Les Rockies veulent toujours Kris Bryant

Publié le 14 mars 2022

Si le sort de Matt Olson vient d’être décidé, celui de Kris Bryant est toujours en suspens. Le troisième but vedette ne veut pas revenir à San Francisco – et attire toujours l’oeil de plusieurs formations.

Parmi elles, on retrouve notamment les Rockies du Colorado, dont l’intérêt avait été reconnu fin novembre dernier. Nick Groke, qui couvre le club pour The Athletic, a appris que sa direction n’était pas gênée de dire qu’elle voulait toujours être dans le coup, malgré sa discrétion dans les derniers mois.


Durant l’arrêt de travail, les rumeurs au sujet de l’ancien MVP ont fusé de tous les côtés. Les équipes qui semblent les plus sérieuses sont les Blue Jays et les Mariners.

À un certain moment, on a aussi entendu parler des Mets, mais ils se seraient désistés de la course. Et tout récemment, le MVP en titre Bryce Harper a parlé aux Phillies de Bryant, qu’il souhaite avoir avec lui à Philadelphie.

Concentrons-nous sur la situation des Rockies.
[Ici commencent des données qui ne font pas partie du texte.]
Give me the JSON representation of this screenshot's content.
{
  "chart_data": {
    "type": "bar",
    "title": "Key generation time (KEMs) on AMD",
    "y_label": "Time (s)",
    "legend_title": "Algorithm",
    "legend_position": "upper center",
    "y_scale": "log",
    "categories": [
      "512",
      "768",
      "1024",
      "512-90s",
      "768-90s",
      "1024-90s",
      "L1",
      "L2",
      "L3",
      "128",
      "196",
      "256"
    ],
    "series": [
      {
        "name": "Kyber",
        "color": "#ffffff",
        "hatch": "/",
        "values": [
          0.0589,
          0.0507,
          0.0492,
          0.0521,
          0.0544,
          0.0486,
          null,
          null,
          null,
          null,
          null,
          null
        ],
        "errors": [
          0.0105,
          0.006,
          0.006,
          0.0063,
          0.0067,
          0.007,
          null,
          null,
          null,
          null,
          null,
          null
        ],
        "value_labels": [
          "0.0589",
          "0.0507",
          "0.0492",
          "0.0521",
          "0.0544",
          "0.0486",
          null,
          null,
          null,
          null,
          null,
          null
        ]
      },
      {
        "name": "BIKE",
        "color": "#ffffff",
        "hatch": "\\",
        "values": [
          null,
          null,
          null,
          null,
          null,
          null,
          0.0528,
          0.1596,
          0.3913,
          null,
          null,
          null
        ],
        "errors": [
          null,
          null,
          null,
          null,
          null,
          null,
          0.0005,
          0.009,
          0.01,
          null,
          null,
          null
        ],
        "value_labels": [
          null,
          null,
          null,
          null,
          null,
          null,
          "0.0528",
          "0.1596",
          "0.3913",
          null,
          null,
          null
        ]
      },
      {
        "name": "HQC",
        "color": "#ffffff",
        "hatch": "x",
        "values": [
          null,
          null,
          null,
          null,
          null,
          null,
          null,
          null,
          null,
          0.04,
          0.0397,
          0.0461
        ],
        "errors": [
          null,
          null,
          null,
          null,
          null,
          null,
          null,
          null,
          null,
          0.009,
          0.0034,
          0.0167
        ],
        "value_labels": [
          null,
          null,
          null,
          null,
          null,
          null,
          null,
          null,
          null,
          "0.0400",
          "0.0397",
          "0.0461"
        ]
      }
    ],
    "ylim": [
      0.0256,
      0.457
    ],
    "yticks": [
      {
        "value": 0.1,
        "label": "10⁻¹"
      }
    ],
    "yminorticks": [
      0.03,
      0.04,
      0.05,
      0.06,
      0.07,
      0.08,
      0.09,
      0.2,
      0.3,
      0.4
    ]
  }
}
Bryant, Joueur par excellence dans la Nationale en 2016, a été élu à son quatrième Match des étoiles en carrière l’an dernier, lors d’une saison partagée entre les Cubs et les Giants.

Avec un rendement de 25 circuits, 73 points produits et une moyenne de .265 au bâton en 144 parties en 2021, il apporterait certainement quelque chose au Colorado, où les Rockies (74-87) ont terminé leur campagne au quatrième rang dans l’Ouest de la Ligue nationale.

Au troisième but, ils font principalement jouer Ryan McMahon, et parfois Colton Welker. Avec son palmarès, Kris Bryant prendrait facilement leur place.

Joueur autonome pour la première fois de sa carrière, le champion de la Série mondiale tentera fort probablement de faire sauter la banque, et ses distinctions personnelles lui donnent de bons arguments pour le faire.

Pour le moment, au Colorado, seul le vétéran Charlie Blackmon dispose d’un contrat considérablement lucratif, avec un salaire annuel de 21,3M$. Si les Rockies le veulent vraiment, comme ils le prétendent, ils devraient être en mesure de sortir le chéquier. Encore faut-il que l’intérêt soit mutuel.